Thomas Melendy, an associate professor at the University at Buffalo School of Medicine and Biomedical Sciences, and colleagues are working to develop an antiviral drug against HPV infections, as well as strategies that would kill HPV cancer cells while leaving normal cells alone.

Melendy said HPV has co-evolved with humans over millions of years and are very common - and almost everyone has one at some point in their lives, reported.

Most infections create a small benign wart, which is generally resolved by our immune systems. Some strains only infect the outer skin while others are sexually transmitted and only infect the genitalia.

About one out of nine people in the United States have an active HPV sexually transmitted infection at any time. Some require treatment while others may not be apparent and resolve on their own.

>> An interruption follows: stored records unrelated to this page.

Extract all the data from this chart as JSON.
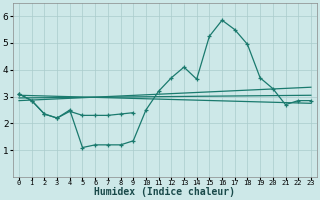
{
  "xlabel": "Humidex (Indice chaleur)",
  "x": [
    0,
    1,
    2,
    3,
    4,
    5,
    6,
    7,
    8,
    9,
    10,
    11,
    12,
    13,
    14,
    15,
    16,
    17,
    18,
    19,
    20,
    21,
    22,
    23
  ],
  "line1": [
    3.1,
    2.85,
    2.35,
    2.2,
    2.5,
    1.1,
    1.2,
    1.2,
    1.2,
    1.35,
    2.5,
    3.2,
    3.7,
    4.1,
    3.65,
    5.25,
    5.85,
    5.5,
    4.95,
    3.7,
    3.3,
    2.7,
    2.85,
    2.85
  ],
  "line2_x": [
    0,
    1,
    2,
    3,
    4,
    5,
    6,
    7,
    8,
    9
  ],
  "line2_y": [
    3.1,
    2.85,
    2.35,
    2.2,
    2.45,
    2.3,
    2.3,
    2.3,
    2.35,
    2.4
  ],
  "line3_x": [
    0,
    23
  ],
  "line3_y": [
    3.05,
    2.75
  ],
  "line4_x": [
    0,
    23
  ],
  "line4_y": [
    2.85,
    3.35
  ],
  "line5_x": [
    0,
    23
  ],
  "line5_y": [
    2.95,
    3.05
  ],
  "bg_color": "#cde8e8",
  "grid_color": "#aacccc",
  "line_color": "#1a7a6e",
  "ylim": [
    0,
    6.5
  ],
  "xlim": [
    -0.5,
    23.5
  ],
  "yticks": [
    1,
    2,
    3,
    4,
    5,
    6
  ],
  "ytick_labels": [
    "1",
    "2",
    "3",
    "4",
    "5",
    "6"
  ],
  "xtick_labels": [
    "0",
    "1",
    "2",
    "3",
    "4",
    "5",
    "6",
    "7",
    "8",
    "9",
    "10",
    "11",
    "12",
    "13",
    "14",
    "15",
    "16",
    "17",
    "18",
    "19",
    "20",
    "21",
    "22",
    "23"
  ]
}
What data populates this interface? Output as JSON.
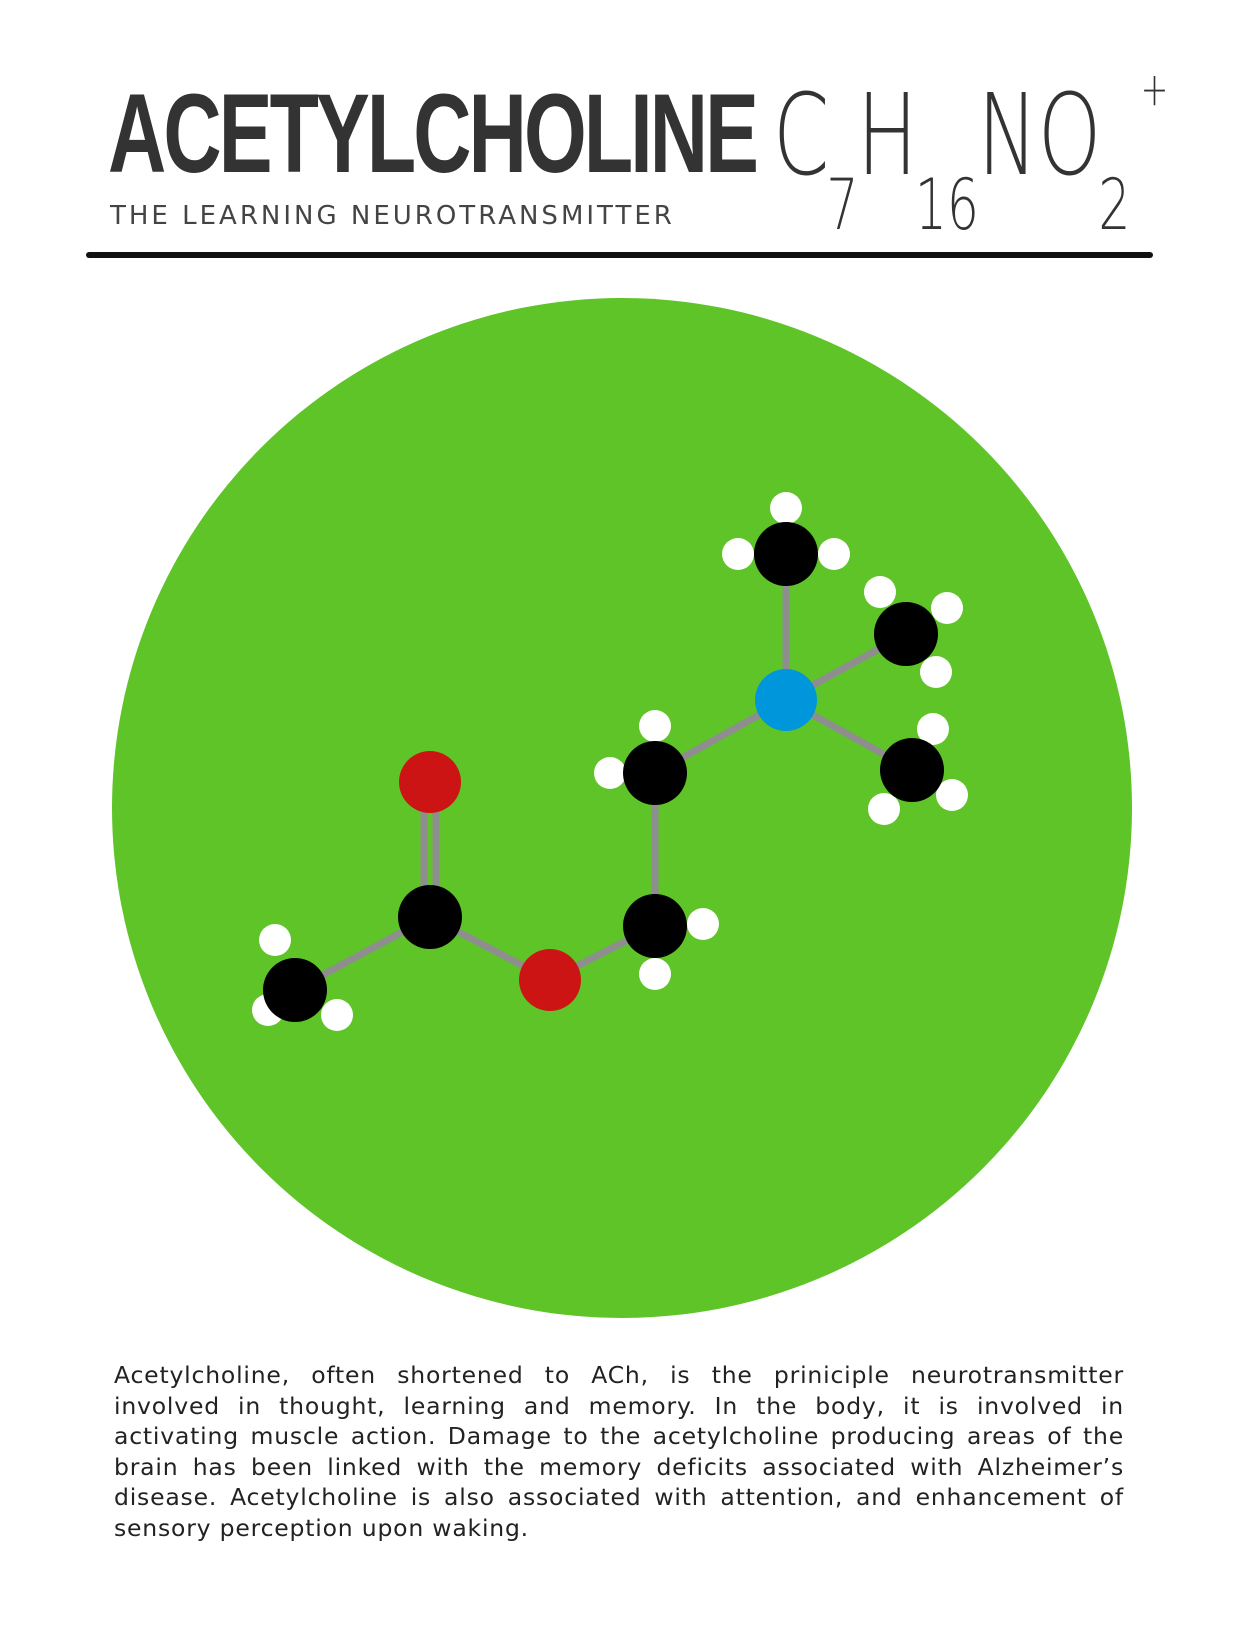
{
  "header": {
    "title": "ACETYLCHOLINE",
    "subtitle": "THE LEARNING NEUROTRANSMITTER",
    "formula": {
      "parts": [
        {
          "element": "C",
          "count": "7"
        },
        {
          "element": "H",
          "count": "16"
        },
        {
          "element": "N",
          "count": ""
        },
        {
          "element": "O",
          "count": "2"
        }
      ],
      "charge": "+"
    }
  },
  "colors": {
    "circle": "#5ec428",
    "bond": "#8e8e8e",
    "carbon": "#000000",
    "hydrogen": "#ffffff",
    "oxygen": "#cc1414",
    "nitrogen": "#0096dc"
  },
  "molecule": {
    "atom_types": [
      "C",
      "O",
      "N",
      "H"
    ],
    "icon": "molecule-ball-and-stick"
  },
  "description": "Acetylcholine, often shortened to ACh, is the priniciple neurotransmitter involved in thought, learning and memory. In the body, it is involved in activating muscle action. Damage to the acetylcholine producing areas of the brain has been linked with the memory deficits associated with Alzheimer’s disease. Acetylcholine is also associated with attention, and enhancement of sensory perception upon waking."
}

HPV causes cervical cancer, the third-most common cancer in U.S. women, and it causes almost all other anogenital - anus and the genitals - cancers and more than half of oral cancers.

Unlike other cancers, such as breast cancer, the absence of a family history of cervical cancer provides little statistical protection.

Regular Pap smears help catch cervical cancer early, so it's more treatable, but nearly one in three cases still results in death in the United States, or approximately 5,000 deaths a year, Melendy said.